“Can you believe who that is?” then-Rep. Tom Tancredo (R.-Calif.) whispered to me excitedly during the Western Conservative Political Action Conference in Los Angeles back in June of 2001. “That’s Jane Russell!”
Sure enough, the screen legend—famed for her background as a World War II pinup and for films ranging from The Outlaw to Gentlemen Prefer Blondes—had come to listen to speakers and participate in workshops at the annual conclave of conservative activists on the West Coast.
“Miss Russell,” as everyone called her, wanted no special attention and was just like any other activist there, listening attentively to panels on illegal immigration, possible Chinese Communist infiltration in the Panama Canal Zone, and the coming midterm elections.
When it became news yesterday morning that Jane Russell had died at age 89, that is how I remembered her. For all the times I had watched her movies (my favorite being The Paleface, with Bob Hope) and seen her make guest appearances on television series such as the police drama “Hunter,” my most distinctive memory of the actress was seeing her as I saw thousands of other conservatives: standing with her political soulmates and gathering more information about the issues that invigorated her.
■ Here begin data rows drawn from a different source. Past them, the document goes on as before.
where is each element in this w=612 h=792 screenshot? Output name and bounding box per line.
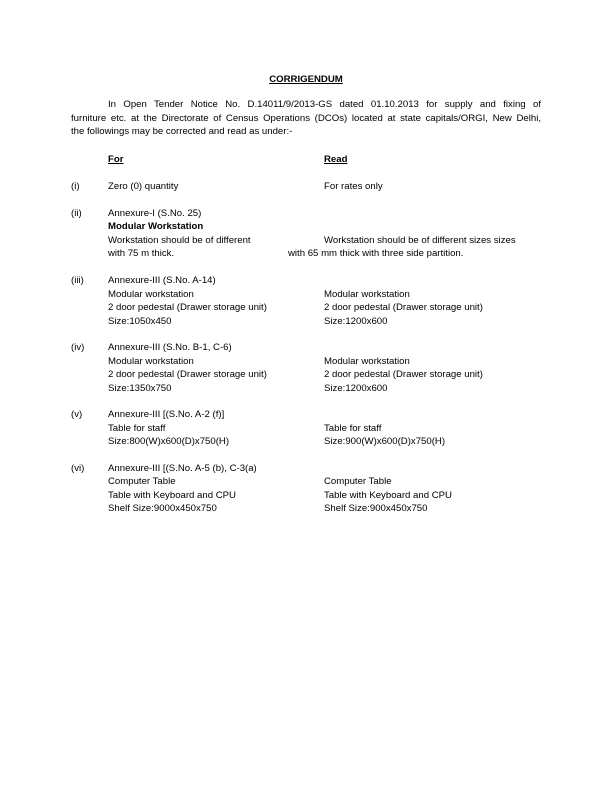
- item-number: (vi): [71, 463, 85, 474]
- for-annexure: Annexure-III [(S.No. A-5 (b), C-3(a): [108, 463, 257, 474]
- for-text: Table with Keyboard and CPU: [108, 490, 236, 501]
- for-text: Modular workstation: [108, 289, 194, 300]
- for-annexure: Annexure-III (S.No. A-14): [108, 275, 216, 286]
- item-number: (i): [71, 181, 80, 192]
- intro-paragraph: [71, 98, 541, 139]
- item-number: (v): [71, 409, 83, 420]
- read-text: Computer Table: [324, 476, 392, 487]
- for-text: Table for staff: [108, 423, 166, 434]
- read-text: Size:900(W)x600(D)x750(H): [324, 436, 446, 447]
- read-text: Table for staff: [324, 423, 382, 434]
- document-title: CORRIGENDUM: [269, 74, 343, 85]
- item-number: (iii): [71, 275, 84, 286]
- read-text: Size:1200x600: [324, 383, 388, 394]
- for-text: Zero (0) quantity: [108, 181, 179, 192]
- for-text: Size:1050x450: [108, 316, 172, 327]
- for-text: Modular workstation: [108, 356, 194, 367]
- for-text: Modular Workstation: [108, 221, 204, 232]
- read-column-header: Read: [324, 154, 348, 165]
- read-text: 2 door pedestal (Drawer storage unit): [324, 369, 483, 380]
- read-text: Modular workstation: [324, 289, 410, 300]
- for-text: Workstation should be of different: [108, 235, 251, 246]
- read-text: Shelf Size:900x450x750: [324, 503, 428, 514]
- intro-line-1: In Open Tender Notice No. D.14011/9/2013-GS dated 01.10.2013 for supply and fixing of: [108, 99, 541, 110]
- read-text: Size:1200x600: [324, 316, 388, 327]
- for-annexure: Annexure-III (S.No. B-1, C-6): [108, 342, 232, 353]
- for-annexure: Annexure-III [(S.No. A-2 (f)]: [108, 409, 225, 420]
- read-text: 2 door pedestal (Drawer storage unit): [324, 302, 483, 313]
- read-text: with 65 mm thick with three side partition.: [288, 248, 464, 259]
- read-text: Table with Keyboard and CPU: [324, 490, 452, 501]
- intro-line-3: the followings may be corrected and read as under:-: [71, 126, 293, 138]
- read-text: For rates only: [324, 181, 383, 192]
- for-text: with 75 m thick.: [108, 248, 175, 259]
- read-text: Modular workstation: [324, 356, 410, 367]
- intro-line-2: furniture etc. at the Directorate of Census Operations (DCOs) located at state capitals/ORGI, New Delhi,: [71, 112, 541, 124]
- for-text: 2 door pedestal (Drawer storage unit): [108, 369, 267, 380]
- for-text: 2 door pedestal (Drawer storage unit): [108, 302, 267, 313]
- for-column-header: For: [108, 154, 124, 165]
- for-text: Size:1350x750: [108, 383, 172, 394]
- for-text: Size:800(W)x600(D)x750(H): [108, 436, 230, 447]
- for-text: Computer Table: [108, 476, 176, 487]
- for-text: Shelf Size:9000x450x750: [108, 503, 217, 514]
- read-text: Workstation should be of different sizes sizes: [324, 235, 516, 246]
- item-number: (ii): [71, 208, 82, 219]
- for-annexure: Annexure-I (S.No. 25): [108, 208, 202, 219]
- item-number: (iv): [71, 342, 85, 353]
Unlike friends Ronald Reagan and Charlton Heston—both of whom were active Democrats until they became Republicans at middle age—Jane Russell, I later learned, was a lifelong Republican who once called the Democratic Party “crazy.” Along with Reagan, Heston, and Robert Mitchum (with whom she co-starred in His Kind of Woman), she belonged to the conservative faction of the Screen Actors Guild that was always battling the Left in the motion picture industry.
In her autobiography, Russell admitted that she had become pregnant while in high school and had undergone an abortion. Believing that this may have been related to her later inability to conceive (Russell and first husband, Los Angeles Rams quarterback Bob Waterfield, adopted three children), the actress became a fighting pro-lifer who opposed abortion under any circumstances.
Russell campaigned for conservative Republican candidates in California. When she appeared at an event for state Sen. Dick Mountjoy, father of the state’s anti-illegal immigration Proposition 187, the conservative lawmaker later told me, Russell embraced him warmly. And, Mountjoy said, “I told her, ‘Jane, when I was in the service, I would have killed for this opportunity!’ ”
She later spoke out strongly in favor of the U.S. action in Iraq under George W. Bush. Well into her 80s, Russell attended several national Conservative Political Action Conferences in Washington, D.C., where she was often mobbed by well-wishers and autograph-seekers. Asked once by the Washington Times what she was doing at a CPAC, the then-retired actress replied without hesitation: “I belong here!“
When Jane Russell appeared at that Los Angeles conference in 2001, she made it clear she was there as a fellow conservative and not a celebrity. But I finally did draw her aside and ask her to autograph some postcards, notably for my movie-buff friend and Republican activist Tom Klunzinger of Lansing, Mich., and my father, a World War II veteran. She complied graciously.
Tancredo, then-state Sen. (now U.S. Rep.) Tom McClintock (R.-Calif.), and I recall very few details of that Western CPAC a decade ago.
But we all remember meeting Jane Russell there—and undoubtedly will never forget it or her.